Von der Furcht zur Freude

Dieses Jahr feiern wir ein Weihnachten wie nie zuvor. Wir werden mit seltsamen Ratschlägen überschüttet, wenn wir aufgefordert werden, die Zahl der Personen bei Familientreffen zu begrenzen, die Dinge virtuell zu gestalten, frühere Ausdrucksformen der Liebe und des Feierns zu ändern und Liebe zu zeigen, indem wir in räumlicher Distanz bleiben.
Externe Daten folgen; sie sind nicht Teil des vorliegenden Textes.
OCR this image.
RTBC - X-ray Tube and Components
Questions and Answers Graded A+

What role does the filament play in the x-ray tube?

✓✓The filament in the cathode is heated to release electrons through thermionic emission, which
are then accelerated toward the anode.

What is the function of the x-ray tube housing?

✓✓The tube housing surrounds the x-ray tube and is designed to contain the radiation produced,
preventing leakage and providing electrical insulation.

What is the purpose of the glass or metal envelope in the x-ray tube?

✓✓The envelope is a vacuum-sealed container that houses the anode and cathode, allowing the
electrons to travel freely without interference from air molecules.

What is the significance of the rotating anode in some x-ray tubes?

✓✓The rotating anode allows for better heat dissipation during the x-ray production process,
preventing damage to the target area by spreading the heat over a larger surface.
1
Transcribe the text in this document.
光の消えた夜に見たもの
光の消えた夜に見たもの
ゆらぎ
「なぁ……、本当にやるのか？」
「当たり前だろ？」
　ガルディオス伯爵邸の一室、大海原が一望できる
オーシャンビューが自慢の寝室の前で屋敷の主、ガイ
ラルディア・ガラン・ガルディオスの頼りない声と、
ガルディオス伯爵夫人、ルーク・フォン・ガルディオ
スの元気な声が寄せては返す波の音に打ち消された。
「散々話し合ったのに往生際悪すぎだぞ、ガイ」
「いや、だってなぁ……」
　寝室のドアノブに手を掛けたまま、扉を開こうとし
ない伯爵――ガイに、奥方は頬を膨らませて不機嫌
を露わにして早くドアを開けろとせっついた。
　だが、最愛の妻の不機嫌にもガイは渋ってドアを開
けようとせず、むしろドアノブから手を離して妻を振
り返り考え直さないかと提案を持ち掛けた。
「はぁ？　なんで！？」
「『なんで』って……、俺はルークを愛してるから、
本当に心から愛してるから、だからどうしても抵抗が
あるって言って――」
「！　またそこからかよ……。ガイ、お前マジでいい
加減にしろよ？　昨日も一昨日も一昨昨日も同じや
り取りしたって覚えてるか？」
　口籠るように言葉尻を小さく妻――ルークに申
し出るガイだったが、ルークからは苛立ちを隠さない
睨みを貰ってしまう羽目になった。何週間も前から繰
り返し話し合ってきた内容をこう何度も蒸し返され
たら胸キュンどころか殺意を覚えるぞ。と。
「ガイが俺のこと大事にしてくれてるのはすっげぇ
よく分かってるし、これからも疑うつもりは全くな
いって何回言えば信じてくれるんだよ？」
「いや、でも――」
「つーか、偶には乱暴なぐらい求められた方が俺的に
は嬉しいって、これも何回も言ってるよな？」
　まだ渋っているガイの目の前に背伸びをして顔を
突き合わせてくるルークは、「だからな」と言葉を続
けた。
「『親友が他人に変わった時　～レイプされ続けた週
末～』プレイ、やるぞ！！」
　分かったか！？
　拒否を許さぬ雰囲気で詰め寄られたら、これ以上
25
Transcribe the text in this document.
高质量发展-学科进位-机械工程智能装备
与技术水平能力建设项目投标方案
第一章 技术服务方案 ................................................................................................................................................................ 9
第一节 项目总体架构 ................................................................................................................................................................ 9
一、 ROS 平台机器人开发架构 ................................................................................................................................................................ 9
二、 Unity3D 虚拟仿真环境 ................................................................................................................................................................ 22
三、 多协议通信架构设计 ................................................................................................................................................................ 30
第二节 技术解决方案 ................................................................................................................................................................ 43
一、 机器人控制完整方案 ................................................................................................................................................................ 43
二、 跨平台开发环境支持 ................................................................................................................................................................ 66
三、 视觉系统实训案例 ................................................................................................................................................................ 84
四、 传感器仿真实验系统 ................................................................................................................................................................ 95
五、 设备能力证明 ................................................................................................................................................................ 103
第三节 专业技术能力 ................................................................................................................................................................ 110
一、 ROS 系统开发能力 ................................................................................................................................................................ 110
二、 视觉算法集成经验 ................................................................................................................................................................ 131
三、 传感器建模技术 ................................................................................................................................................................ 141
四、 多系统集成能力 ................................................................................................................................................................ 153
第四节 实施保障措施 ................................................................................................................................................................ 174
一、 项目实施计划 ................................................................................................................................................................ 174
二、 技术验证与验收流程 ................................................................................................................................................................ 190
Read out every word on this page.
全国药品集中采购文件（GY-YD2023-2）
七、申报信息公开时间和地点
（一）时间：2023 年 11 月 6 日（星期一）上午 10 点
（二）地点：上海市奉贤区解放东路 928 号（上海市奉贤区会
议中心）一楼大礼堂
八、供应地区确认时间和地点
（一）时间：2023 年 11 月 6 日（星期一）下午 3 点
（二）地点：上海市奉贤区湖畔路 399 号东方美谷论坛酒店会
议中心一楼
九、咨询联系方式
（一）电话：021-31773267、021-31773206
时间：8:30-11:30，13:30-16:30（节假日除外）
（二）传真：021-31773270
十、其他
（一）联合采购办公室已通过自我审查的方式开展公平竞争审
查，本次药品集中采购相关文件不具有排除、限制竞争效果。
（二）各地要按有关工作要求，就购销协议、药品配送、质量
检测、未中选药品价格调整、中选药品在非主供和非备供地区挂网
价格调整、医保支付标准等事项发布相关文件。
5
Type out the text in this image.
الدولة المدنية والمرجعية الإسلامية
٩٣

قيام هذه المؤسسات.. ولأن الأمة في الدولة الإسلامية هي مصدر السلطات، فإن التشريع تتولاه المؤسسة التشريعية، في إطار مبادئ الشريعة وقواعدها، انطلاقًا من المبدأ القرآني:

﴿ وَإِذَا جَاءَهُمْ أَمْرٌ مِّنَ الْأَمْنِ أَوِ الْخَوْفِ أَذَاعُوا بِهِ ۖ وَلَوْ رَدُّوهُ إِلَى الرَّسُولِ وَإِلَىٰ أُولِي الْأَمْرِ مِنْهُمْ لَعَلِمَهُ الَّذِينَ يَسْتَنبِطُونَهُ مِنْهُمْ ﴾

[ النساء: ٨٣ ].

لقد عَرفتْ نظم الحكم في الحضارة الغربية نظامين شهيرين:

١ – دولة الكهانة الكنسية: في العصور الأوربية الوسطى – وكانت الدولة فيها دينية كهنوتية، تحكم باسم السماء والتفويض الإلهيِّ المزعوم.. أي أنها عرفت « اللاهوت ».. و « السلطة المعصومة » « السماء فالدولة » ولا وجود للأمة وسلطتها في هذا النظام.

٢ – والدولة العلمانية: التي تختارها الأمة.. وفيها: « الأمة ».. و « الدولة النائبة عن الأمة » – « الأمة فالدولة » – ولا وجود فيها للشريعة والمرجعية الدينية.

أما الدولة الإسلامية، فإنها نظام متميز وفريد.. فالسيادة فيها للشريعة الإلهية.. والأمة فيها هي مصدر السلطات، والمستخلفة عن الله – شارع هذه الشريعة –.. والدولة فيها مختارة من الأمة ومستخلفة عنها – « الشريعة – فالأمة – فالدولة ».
Ein interessanter Ratschlag, den ich in letzter Zeit gelesen habe, lautet: „Versuchen Sie, das Weihnachtsfest im nächsten Jahr zu retten und passen Sie auf, dass Sie Sicherheitsmaßnahmen ergreifen, damit dann alle am Tisch sitzen können.“ Wir feiern mit vorsichtigen Vorbereitungen und mit Angst, die in der Luft liegt – sogar Angst vor unseren Nachbarn, der Zukunft oder dem kommenden Impfstoff und seinen Folgen. Wie feiern wir mit all diesen Ängsten? Wird die Angst uns die Freude an Weihnachten rauben?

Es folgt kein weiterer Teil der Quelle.